Verteidigungsministerin Ursula von der Leyen hat sich von einem Leitmotiv der Bundeswehrreform verabschiedet, die vor fünf Jahren eingeleitet wurde. Die CDU-Politikerin distanzierte sich in einem Interview mit den Publikationen der Bundeswehr von dem Prinzip "Breite vor Tiefe", nach dem die Truppe alle militärischen Fähigkeiten haben soll, aber dafür alle auch nur in begrenztem Maße.  

"Ich halte nichts von solchen Schlagworten", sagte von der Leyen. Die Bundeswehr müsse für ihre führende Rolle in Ausbildungsmissionen wie im Irak und Afghanistan oder für die schnelle Eingreiftruppe der Nato zwar immer "eine angemessene Breite" an Fähigkeiten vorhalten. "Wir brauchen aber ebenso dringend bei einzelnen Schlüsselfähigkeiten mehr Durchhaltetiefe", so die Ministerin.

Das Prinzip "Breite vor Tiefe" ist seit Längerem umstritten. EU und Nato wollen stattdessen, dass sich die einzelnen Mitgliedstaaten stärker auf bestimmte Fähigkeiten konzentrieren, von denen dann alle profitieren können.

Von der Leyen kündigte in dem Gespräch konkrete Änderungen für die Bundeswehr an. So stellte sie unter anderem die von ihrem Vorgänger Thomas de Maizière (CDU) festgelegten Obergrenzen für die großen Waffensysteme infrage. "In einem ersten Schritt wollen wir zum Beispiel mit der Praxis Schluss machen, dass wir überschüssiges gutes Material, beispielsweise Leopard 2, abgeben oder verschrotten." De Maizière hatte eine Verringerung der Zahl der Kampfpanzer von 350 auf 225 geplant. Auch für andere Waffensysteme hatte er 2011 Obergrenzen festgelegt.

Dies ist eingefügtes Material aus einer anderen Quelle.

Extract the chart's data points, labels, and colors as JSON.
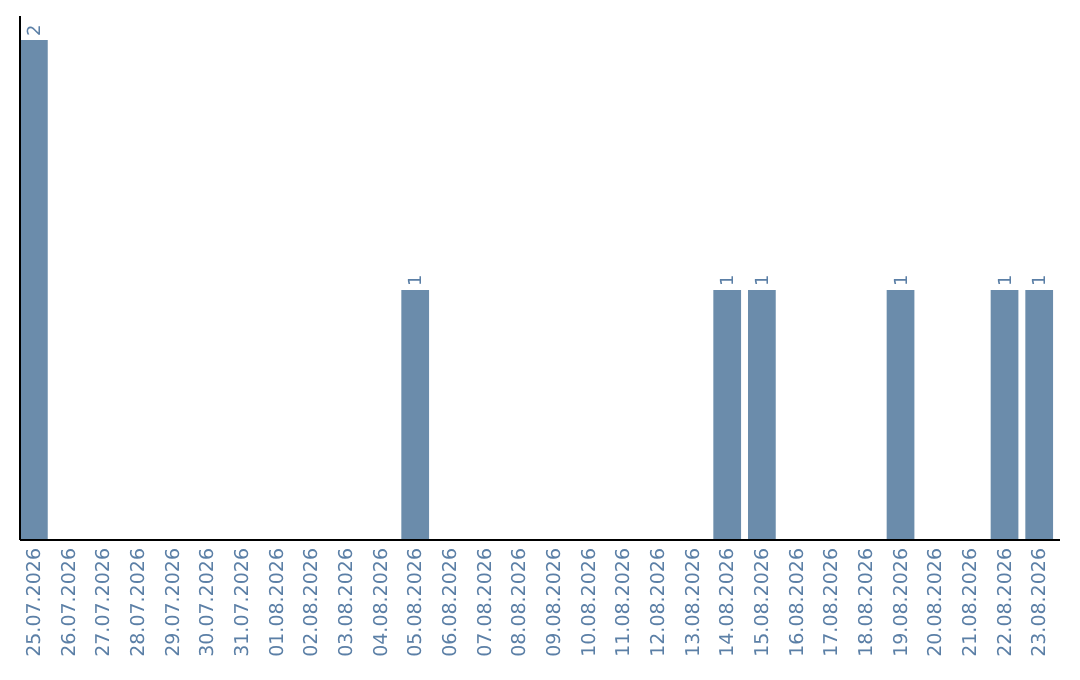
{
  "chart_data": {
    "type": "bar",
    "categories": [
      "25.07.2026",
      "26.07.2026",
      "27.07.2026",
      "28.07.2026",
      "29.07.2026",
      "30.07.2026",
      "31.07.2026",
      "01.08.2026",
      "02.08.2026",
      "03.08.2026",
      "04.08.2026",
      "05.08.2026",
      "06.08.2026",
      "07.08.2026",
      "08.08.2026",
      "09.08.2026",
      "10.08.2026",
      "11.08.2026",
      "12.08.2026",
      "13.08.2026",
      "14.08.2026",
      "15.08.2026",
      "16.08.2026",
      "17.08.2026",
      "18.08.2026",
      "19.08.2026",
      "20.08.2026",
      "21.08.2026",
      "22.08.2026",
      "23.08.2026"
    ],
    "values": [
      2,
      0,
      0,
      0,
      0,
      0,
      0,
      0,
      0,
      0,
      0,
      1,
      0,
      0,
      0,
      0,
      0,
      0,
      0,
      0,
      1,
      1,
      0,
      0,
      0,
      1,
      0,
      0,
      1,
      1
    ],
    "value_labels": [
      "2",
      null,
      null,
      null,
      null,
      null,
      null,
      null,
      null,
      null,
      null,
      "1",
      null,
      null,
      null,
      null,
      null,
      null,
      null,
      null,
      "1",
      "1",
      null,
      null,
      null,
      "1",
      null,
      null,
      "1",
      "1"
    ],
    "color": "#6b8cab",
    "ylim": [
      0,
      2
    ],
    "tick_labels": "x"
  }
}
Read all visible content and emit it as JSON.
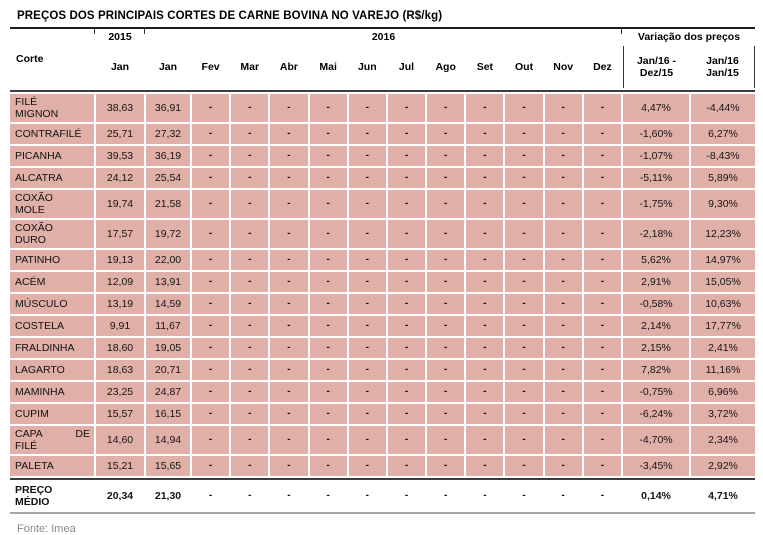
{
  "title": "PREÇOS DOS PRINCIPAIS CORTES DE CARNE BOVINA NO VAREJO (R$/kg)",
  "source": "Fonte: Imea",
  "dash": "-",
  "colors": {
    "cell_pink": "#e0b0a8",
    "grid_white": "#ffffff",
    "title_rule": "#1b1b1b",
    "summary_rule_top": "#3d3d3d",
    "summary_rule_bottom": "#a5a5a5",
    "source_text": "#8a8a8a"
  },
  "header": {
    "corte": "Corte",
    "groups": {
      "y2015": "2015",
      "y2016": "2016",
      "variation": "Variação dos preços"
    },
    "months": [
      "Jan",
      "Jan",
      "Fev",
      "Mar",
      "Abr",
      "Mai",
      "Jun",
      "Jul",
      "Ago",
      "Set",
      "Out",
      "Nov",
      "Dez"
    ],
    "variation_columns": [
      {
        "lines": [
          "Jan/16 -",
          "Dez/15"
        ]
      },
      {
        "lines": [
          "Jan/16",
          "Jan/15"
        ]
      }
    ]
  },
  "empty_month_count": 11,
  "rows": [
    {
      "label_lines": [
        "FILÉ",
        "MIGNON"
      ],
      "jan15": "38,63",
      "jan16": "36,91",
      "var_jan16_dez15": "4,47%",
      "var_jan16_jan15": "-4,44%"
    },
    {
      "label_lines": [
        "CONTRAFILÉ"
      ],
      "jan15": "25,71",
      "jan16": "27,32",
      "var_jan16_dez15": "-1,60%",
      "var_jan16_jan15": "6,27%"
    },
    {
      "label_lines": [
        "PICANHA"
      ],
      "jan15": "39,53",
      "jan16": "36,19",
      "var_jan16_dez15": "-1,07%",
      "var_jan16_jan15": "-8,43%"
    },
    {
      "label_lines": [
        "ALCATRA"
      ],
      "jan15": "24,12",
      "jan16": "25,54",
      "var_jan16_dez15": "-5,11%",
      "var_jan16_jan15": "5,89%"
    },
    {
      "label_lines": [
        "COXÃO",
        "MOLE"
      ],
      "jan15": "19,74",
      "jan16": "21,58",
      "var_jan16_dez15": "-1,75%",
      "var_jan16_jan15": "9,30%"
    },
    {
      "label_lines": [
        "COXÃO",
        "DURO"
      ],
      "jan15": "17,57",
      "jan16": "19,72",
      "var_jan16_dez15": "-2,18%",
      "var_jan16_jan15": "12,23%"
    },
    {
      "label_lines": [
        "PATINHO"
      ],
      "jan15": "19,13",
      "jan16": "22,00",
      "var_jan16_dez15": "5,62%",
      "var_jan16_jan15": "14,97%"
    },
    {
      "label_lines": [
        "ACÉM"
      ],
      "jan15": "12,09",
      "jan16": "13,91",
      "var_jan16_dez15": "2,91%",
      "var_jan16_jan15": "15,05%"
    },
    {
      "label_lines": [
        "MÚSCULO"
      ],
      "jan15": "13,19",
      "jan16": "14,59",
      "var_jan16_dez15": "-0,58%",
      "var_jan16_jan15": "10,63%"
    },
    {
      "label_lines": [
        "COSTELA"
      ],
      "jan15": "9,91",
      "jan16": "11,67",
      "var_jan16_dez15": "2,14%",
      "var_jan16_jan15": "17,77%"
    },
    {
      "label_lines": [
        "FRALDINHA"
      ],
      "jan15": "18,60",
      "jan16": "19,05",
      "var_jan16_dez15": "2,15%",
      "var_jan16_jan15": "2,41%"
    },
    {
      "label_lines": [
        "LAGARTO"
      ],
      "jan15": "18,63",
      "jan16": "20,71",
      "var_jan16_dez15": "7,82%",
      "var_jan16_jan15": "11,16%"
    },
    {
      "label_lines": [
        "MAMINHA"
      ],
      "jan15": "23,25",
      "jan16": "24,87",
      "var_jan16_dez15": "-0,75%",
      "var_jan16_jan15": "6,96%"
    },
    {
      "label_lines": [
        "CUPIM"
      ],
      "jan15": "15,57",
      "jan16": "16,15",
      "var_jan16_dez15": "-6,24%",
      "var_jan16_jan15": "3,72%"
    },
    {
      "label_lines": [
        "CAPA DE",
        "FILÉ"
      ],
      "jan15": "14,60",
      "jan16": "14,94",
      "var_jan16_dez15": "-4,70%",
      "var_jan16_jan15": "2,34%"
    },
    {
      "label_lines": [
        "PALETA"
      ],
      "jan15": "15,21",
      "jan16": "15,65",
      "var_jan16_dez15": "-3,45%",
      "var_jan16_jan15": "2,92%"
    }
  ],
  "summary_row": {
    "label_lines": [
      "PREÇO",
      "MÉDIO"
    ],
    "jan15": "20,34",
    "jan16": "21,30",
    "var_jan16_dez15": "0,14%",
    "var_jan16_jan15": "4,71%"
  }
}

Von der Leyen erwartet höheren Verteidigungsetat

Die Süddeutsche Zeitung hatte zuvor bereits berichtet, das Verteidigungsministerium erwäge angesichts der Ukraine-Krise, die Ausmusterung von Panzern zu überprüfen. Damit solle nicht die Bundeswehr an sich vergrößert werden, sondern lediglich die Lücken beim Material verkleinert werden, heißt es in dem Bericht. Ein Sprecher hatte dem Blatt bestätigt, es handele sich dabei um eine langfristige Strategie. Der Bundeswehrverband unterstützt die Überprüfung der Kürzungsliste. Bereits im November hatte sich das Ministerium angesichts der veränderten Bedrohungslage für die Anschaffung 131 zusätzlicher Radpanzer vom Typ Boxer im Wert von 620 Millionen Euro entschieden.

Die Verteidigungsministerin will zusätzlich zu den Materialfragen auch die Personalstruktur der Bundeswehrreform nachjustieren. Die Gesamtzahl der Soldaten soll zwar bleiben, sagte sie den Medien der Bundeswehr. "Wir werden uns aber sehr genau anschauen, ob das Verhältnis von Soldaten auf Zeit zu den Berufssoldaten stimmig festgelegt wurde." Die Zahl der Zivilbeschäftigten soll von 55.000 auf 56.000 steigen.

Von der Leyen machte erneut klar, dass sie von einer Erhöhung des Verteidigungsetats ausgeht. "Das letzte Jahr hat der Öffentlichkeit eindrucksvoll vor Augen geführt, dass Sicherheit und eine einsatzfähige Bundeswehr nicht zum Nulltarif zu haben sind.

Die Bundeswehrreform war von Verteidigungsminister Karl-Theodor zu Guttenberg (CSU) 2010 angestoßen und von de Maizière ausgearbeitet worden. Zu den Kernpunkten zählen neben dem Prinzip "Breite vor Tiefe" die Aussetzung der Wehrpflicht, die Reduzierung der Truppenstärke von ursprünglich 250.000 auf 185.000 Soldaten und ein neues Standortkonzept.